Peristiwa ini terbongkar saat polisi mengamankan AP, lantaran kasus pencurian gitar beberapa waktu lalu di Air Merbau. Setelah diselidiki dan diintrogasi, dia mengakui selain mencuri gitar ia juga mencuri laptop. Setelah itu dilakukan pengembangan oleh polisi.
Dari penyidikan ini, AP mengaku mencuri Laptop bersama ketiga rekannya, salah satunya Aeng. Mengetahui hal tersebut, ketiga orang ini, NW, Aeng, AG dijemput dikediamannya masing-masing.
Plh Kapolsek Tanjungpandan Kompol Abdul Azis seizin Kapolres Belitung AKBP Candra Sukma Kumara mengatakan, empat pemuda ini dipastikan adalah tersangka pencurian laptop di salah satu SMK, Desember lalu. “Barang bukti sudah kami amankan di Polsek Tanjungpandan. Yakni tiga unit laptop dan tiga unit notebook. Selain itu, kami juga mengamankan barang bukti dua unit sepeda motor yang digunakan pelaku untuk melancarkan aksinya,” ujar Kompol Abdul Azis.
Dijelaskan Kompol Abdul Azis, saat ini pelaku yang ditahan hanya Aeng. Sedangkan ketiganya yakni NW, AG dan AP tidak ditahan, melainkan hanya wajib lapor. Sebab, ketiganya masih di bawah umur dan proses diversi ( Pengalihan penyelesaian perkara pidana anak dari peradilan pidana ke proses di luar peradilan pidana).
“Itu permintaan dari para orang tua. Mereka (ketiga tahanan,Red) hanya diwajibkan lapor tiap hari. Dan selama mereka di rumah, para orang tua dan RT setempat harus mengawasi anak tersebut,” kata Kompol Abdul Azis.
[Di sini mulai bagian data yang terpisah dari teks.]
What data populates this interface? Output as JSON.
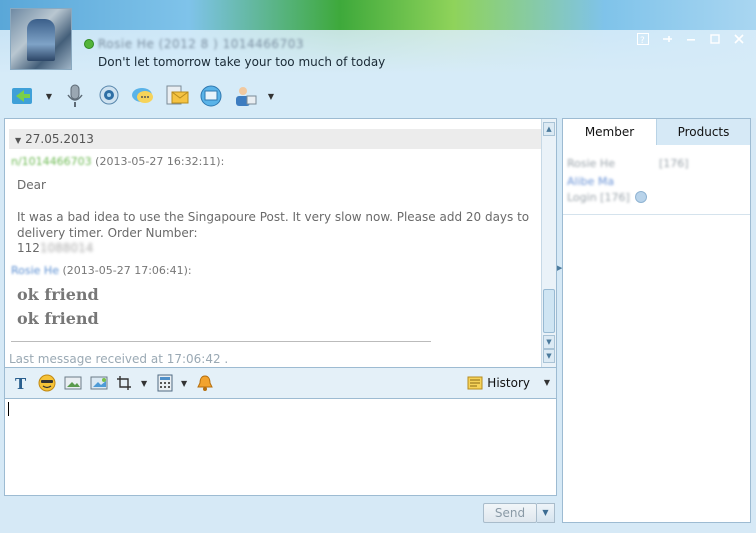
{
  "header": {
    "contact_name": "Rosie He (2012 8 ) 1014466703",
    "status_message": "Don't let tomorrow take your too much of today"
  },
  "window_controls": [
    "help-icon",
    "pin-icon",
    "minimize-icon",
    "maximize-icon",
    "close-icon"
  ],
  "toolbar": {
    "icons": [
      "transfer-icon",
      "microphone-icon",
      "webcam-icon",
      "chat-bubble-icon",
      "email-icon",
      "screen-share-icon",
      "contacts-icon"
    ]
  },
  "chat": {
    "date_header": "27.05.2013",
    "messages": [
      {
        "sender": "n/1014466703",
        "timestamp": "(2013-05-27 16:32:11):",
        "lines": [
          "Dear",
          "",
          "It was a bad idea to use the Singapoure Post. It very slow now. Please add 20 days to",
          "delivery timer. Order Number:"
        ],
        "order_prefix": "112",
        "order_rest": "1088014"
      },
      {
        "sender": "Rosie He",
        "timestamp": "(2013-05-27 17:06:41):",
        "lines": [
          "ok friend",
          "ok friend"
        ]
      }
    ],
    "last_message": "Last message received at 17:06:42 ."
  },
  "format_toolbar": {
    "history_label": "History"
  },
  "send": {
    "label": "Send"
  },
  "right_panel": {
    "tabs": [
      "Member",
      "Products"
    ],
    "member": {
      "name": "Rosie He",
      "rating": "[176]",
      "link": "Alibe Ma",
      "login": "Login [176]"
    }
  },
  "colors": {
    "online": "#53b43a",
    "accent": "#9dbbd2",
    "sender_green": "#6fbb55",
    "sender_blue": "#5b8fd2"
  }
}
“Dan untuk pemeriksaan ketiga tersangka ini, kami meminta bantuan kepada Bapas (Badan Lembaga Pemasyarakatan ) Kelas IIB Cerucuk. Sebab, ketiga bocah ini masih di bawah umur dan memerlukan pendampingan,” sambungnya.
Meski mereka tidak ditahan. Namun, proses hukum tetap berlanjut ke Pengadilan. Sebab mereka terbukti melanggar Pasal  363 ayat 1 ke 3 4 dan 5. “Yakni melakukan pencurian, meloncat pagar dan secara bersamaan. Ancaman hukuman di atas tujuh tahun penjara,” tuturnya.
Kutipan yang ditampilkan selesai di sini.